Metamath Proof Explorer

Theorem unass

Description: Associative law for union of classes.

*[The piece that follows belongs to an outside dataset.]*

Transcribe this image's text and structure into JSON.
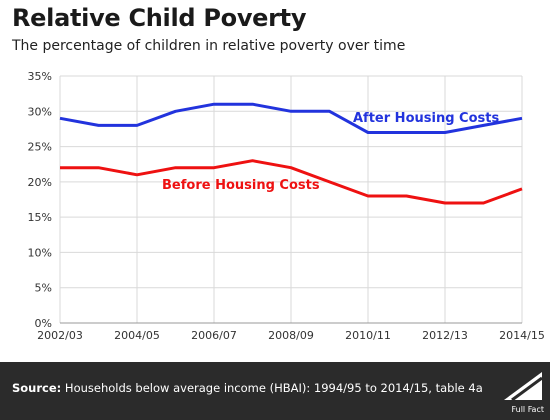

Exercise 8 of TakeutiZaring p. 17. (Contributed by NM, 3-May-1994) (Proof shortened by Andrew Salmon, 26-Jun-2011)

		Ref	Expression
	Assertion	unass	⊢ ( ( 𝐴 ∪ 𝐵 ) ∪ 𝐶 ) = ( 𝐴 ∪ ( 𝐵 ∪ 𝐶 ) )

Proof

Step	Hyp	Ref	Expression
1		elun	⊢ ( 𝑥 ∈ ( 𝐴 ∪ ( 𝐵 ∪ 𝐶 ) ) ↔ ( 𝑥 ∈ 𝐴 ∨ 𝑥 ∈ ( 𝐵 ∪ 𝐶 ) ) )
2		elun	⊢ ( 𝑥 ∈ ( 𝐵 ∪ 𝐶 ) ↔ ( 𝑥 ∈ 𝐵 ∨ 𝑥 ∈ 𝐶 ) )
3	2	orbi2i	⊢ ( ( 𝑥 ∈ 𝐴 ∨ 𝑥 ∈ ( 𝐵 ∪ 𝐶 ) ) ↔ ( 𝑥 ∈ 𝐴 ∨ ( 𝑥 ∈ 𝐵 ∨ 𝑥 ∈ 𝐶 ) ) )
4		elun	⊢ ( 𝑥 ∈ ( 𝐴 ∪ 𝐵 ) ↔ ( 𝑥 ∈ 𝐴 ∨ 𝑥 ∈ 𝐵 ) )
5	4	orbi1i	⊢ ( ( 𝑥 ∈ ( 𝐴 ∪ 𝐵 ) ∨ 𝑥 ∈ 𝐶 ) ↔ ( ( 𝑥 ∈ 𝐴 ∨ 𝑥 ∈ 𝐵 ) ∨ 𝑥 ∈ 𝐶 ) )
6		orass	⊢ ( ( ( 𝑥 ∈ 𝐴 ∨ 𝑥 ∈ 𝐵 ) ∨ 𝑥 ∈ 𝐶 ) ↔ ( 𝑥 ∈ 𝐴 ∨ ( 𝑥 ∈ 𝐵 ∨ 𝑥 ∈ 𝐶 ) ) )
7	5 6	bitr2i	⊢ ( ( 𝑥 ∈ 𝐴 ∨ ( 𝑥 ∈ 𝐵 ∨ 𝑥 ∈ 𝐶 ) ) ↔ ( 𝑥 ∈ ( 𝐴 ∪ 𝐵 ) ∨ 𝑥 ∈ 𝐶 ) )
8	1 3 7	3bitrri	⊢ ( ( 𝑥 ∈ ( 𝐴 ∪ 𝐵 ) ∨ 𝑥 ∈ 𝐶 ) ↔ 𝑥 ∈ ( 𝐴 ∪ ( 𝐵 ∪ 𝐶 ) ) )
9	8	uneqri	⊢ ( ( 𝐴 ∪ 𝐵 ) ∪ 𝐶 ) = ( 𝐴 ∪ ( 𝐵 ∪ 𝐶 ) )